The Guardian • Issue #2051

EDITORIAL

Skilled Immigration: Must do better

  • The Guardian
  • Issue #2051

The idea of skilled migration is deceptively simple. A lot of people in other countries want to live in Australia. We have to sort them out somehow. Why not make sure that the people allowed to move here have skills the country needs?

The reality is complicated. Skilled migration ticks a number of boxes for Australian governments. It keeps business lobbies happy. Business groups donate heavily to both major parties, so keeping them on side is important for the ALP and the Coalition. Business likes skilled immigration. They need skilled workers. They like the competition amongst employees that keeps wages low and keeps employees compliant. Australian business likes the idea of the “reserve army of the unemployed” that Marx described.

Governments also like skilled migrations for political reasons. Under Howard, the skilled migration system allowed the PM to bring in the extra workers businesses demanded, while catering to his party’s prejudice towards the upper middle class. Howard saw business and skilled migrants as so many pro-business Liberal voters, hopefully bringing in the petty-bourgeois values he prized. He could cater to racism by lying about the moral character of refugees, but keep business happy with hungry legal migrants.

Of course there were casualties. All migrants, refugee, skilled, and business migrant alike, suffered from the racism that Howard worked so hard to foster. His party is still at it, with recent lies about Black Australians.

Another casualty was the skilled migrants themselves. Under Howard and the governments that followed him, skilled migration was handled in a slapdash fashion, with thousands of unhappy migrants forced into categories to fit the “points system,” studying subjects that didn’t suit them, and repetitively sitting language tests they didn’t need. Waiting times for visas grew longer and longer, and a lot of our migrants now have stories of friends and relatives who gave up and tried other countries, or just went home poorer.
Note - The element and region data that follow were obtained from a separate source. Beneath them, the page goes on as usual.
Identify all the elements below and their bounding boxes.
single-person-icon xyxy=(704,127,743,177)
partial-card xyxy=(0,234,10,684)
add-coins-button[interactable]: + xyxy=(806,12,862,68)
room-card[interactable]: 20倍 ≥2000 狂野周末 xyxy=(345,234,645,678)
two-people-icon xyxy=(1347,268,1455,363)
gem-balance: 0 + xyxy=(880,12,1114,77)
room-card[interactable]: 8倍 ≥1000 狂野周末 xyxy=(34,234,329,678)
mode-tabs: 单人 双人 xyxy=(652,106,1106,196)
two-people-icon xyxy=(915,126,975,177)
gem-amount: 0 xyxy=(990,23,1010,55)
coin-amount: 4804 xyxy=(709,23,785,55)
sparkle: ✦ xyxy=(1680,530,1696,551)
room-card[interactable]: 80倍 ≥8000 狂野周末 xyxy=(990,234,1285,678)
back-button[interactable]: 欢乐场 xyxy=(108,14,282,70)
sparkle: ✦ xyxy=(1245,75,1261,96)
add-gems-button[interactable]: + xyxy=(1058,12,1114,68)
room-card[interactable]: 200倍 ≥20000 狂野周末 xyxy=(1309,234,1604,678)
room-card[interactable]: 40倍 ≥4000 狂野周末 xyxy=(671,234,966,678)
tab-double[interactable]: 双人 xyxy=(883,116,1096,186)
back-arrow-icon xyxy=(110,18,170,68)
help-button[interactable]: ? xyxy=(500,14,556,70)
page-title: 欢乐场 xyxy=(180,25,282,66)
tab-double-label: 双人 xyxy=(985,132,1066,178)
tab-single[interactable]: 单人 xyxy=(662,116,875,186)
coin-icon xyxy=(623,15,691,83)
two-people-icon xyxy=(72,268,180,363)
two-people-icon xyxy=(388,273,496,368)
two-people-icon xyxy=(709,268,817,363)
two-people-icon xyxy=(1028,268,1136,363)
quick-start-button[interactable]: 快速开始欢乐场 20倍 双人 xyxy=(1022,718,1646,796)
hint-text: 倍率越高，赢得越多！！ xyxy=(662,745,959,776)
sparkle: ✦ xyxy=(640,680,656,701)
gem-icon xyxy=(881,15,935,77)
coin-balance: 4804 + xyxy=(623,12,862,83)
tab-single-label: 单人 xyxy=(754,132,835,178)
The other loser from the whole process has been the Australian education system. TAFEs have been starved of funds and forced to compete with a system of dodgy private colleges. More of our brightest Australians wasted time and money on these outfits while the TAFEs that could be the envy of the world withered.
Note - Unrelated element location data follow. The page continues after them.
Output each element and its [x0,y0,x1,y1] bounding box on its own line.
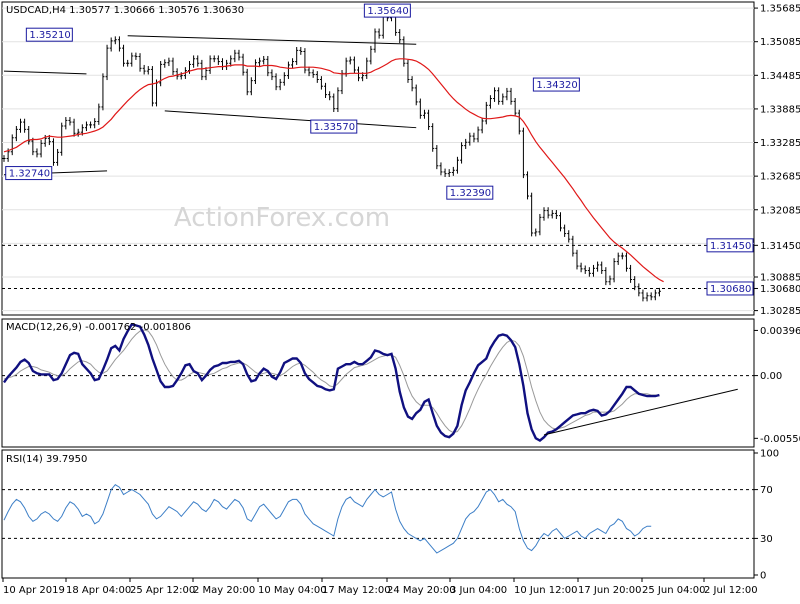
price-label-text: 1.30680 [710,284,751,295]
rsi-y-tick-label: 100 [760,449,779,460]
price-y-tick-label: 1.35685 [760,4,800,15]
price-y-tick-label: 1.32685 [760,172,800,183]
macd-y-tick-label: 0.00 [760,371,782,382]
rsi-y-tick-label: 30 [760,534,773,545]
price-label-text: 1.35210 [29,30,70,41]
chart-background [0,0,800,600]
x-tick-label: 17 May 12:00 [322,585,391,596]
price-y-tick-label: 1.34485 [760,71,800,82]
x-tick-label: 10 Jun 12:00 [514,585,578,596]
price-y-tick-label: 1.30285 [760,306,800,317]
watermark: ActionForex.com [174,203,390,233]
macd-y-tick-label: 0.003961 [760,326,800,337]
macd-title: MACD(12,26,9) -0.001762 -0.001806 [6,322,191,333]
macd-y-tick-label: -0.005503 [760,434,800,445]
x-tick-label: 18 Apr 04:00 [66,585,131,596]
rsi-title: RSI(14) 39.7950 [6,454,87,465]
price-y-tick-label: 1.33885 [760,104,800,115]
price-y-tick-label: 1.32085 [760,205,800,216]
usdcad-chart: ActionForex.com 1.35210 1.32740 1.33570 1.3… [0,0,800,600]
x-tick-label: 2 Jul 12:00 [704,585,758,596]
price-y-tick-label: 1.30680 [760,284,800,295]
price-label-text: 1.31450 [710,241,751,252]
x-tick-label: 10 May 04:00 [258,585,327,596]
x-tick-label: 25 Apr 12:00 [130,585,195,596]
price-y-tick-label: 1.33285 [760,138,800,149]
x-tick-label: 17 Jun 20:00 [578,585,642,596]
x-tick-label: 3 Jun 04:00 [450,585,507,596]
price-label-text: 1.32390 [450,188,491,199]
rsi-y-tick-label: 0 [760,571,766,582]
chart-root: ActionForex.com 1.35210 1.32740 1.33570 1.3… [0,0,800,600]
price-label-text: 1.34320 [536,80,577,91]
rsi-y-tick-label: 70 [760,485,773,496]
price-y-tick-label: 1.31450 [760,241,800,252]
price-label-text: 1.32740 [9,169,50,180]
price-y-tick-label: 1.30885 [760,272,800,283]
ohlc-header: USDCAD,H4 1.30577 1.30666 1.30576 1.3063… [6,5,244,16]
price-label-text: 1.33570 [314,122,355,133]
price-y-tick-label: 1.35085 [760,37,800,48]
x-tick-label: 10 Apr 2019 [3,585,65,596]
price-label-text: 1.35640 [367,6,408,17]
x-tick-label: 25 Jun 04:00 [642,585,706,596]
x-tick-label: 24 May 20:00 [387,585,456,596]
x-tick-label: 2 May 20:00 [193,585,255,596]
Now we have a Labour government and there has been a review. The review has handed in its findings, and the ALP is going to make changes they hope will make business and unions happy.

For the employer groups, there’s the abolition of the labour-market testing requirement. Business has always hated having to prove that they’ve genuinely tried to find local candidates for positions. Instead, there will be “skills assessments,” hopefully proving that migrants have the skills the industry needs. For unions, there’s the prospect of higher pay thresholds, so that skilled migrant workers don’t undercut Australian workers the way bosses would like.

Albanese said of immigration that “the system that we inherited was broken.” This is true of a lot of things he inherited from the Abbott-Turnbull-Morrison Coalition governments, but it does not get him off the hook. We need an education system that is fully funded to develop Australian workers to do the jobs that suit them best. We need an immigration system that treats migrants as human beings, not just as a way to save money on wages or education.

The Communist Party of Australia has always supported properly training, and paying Australians wherever they come from rather than turning workers against each other for the bosses benefit. As an internationalist party, we strongly oppose the policy of just leaching workers from other countries. Five thousand New Zealand nurses have registered to practice in Australia since last August.

This country can afford to properly educate young Australians and treat migrants decently. We should reverse the Coalition cuts to education, fund the TAFEs, and pay our aged care workers properly. We can do all that and treat migrants as human beings, not as disposable assets.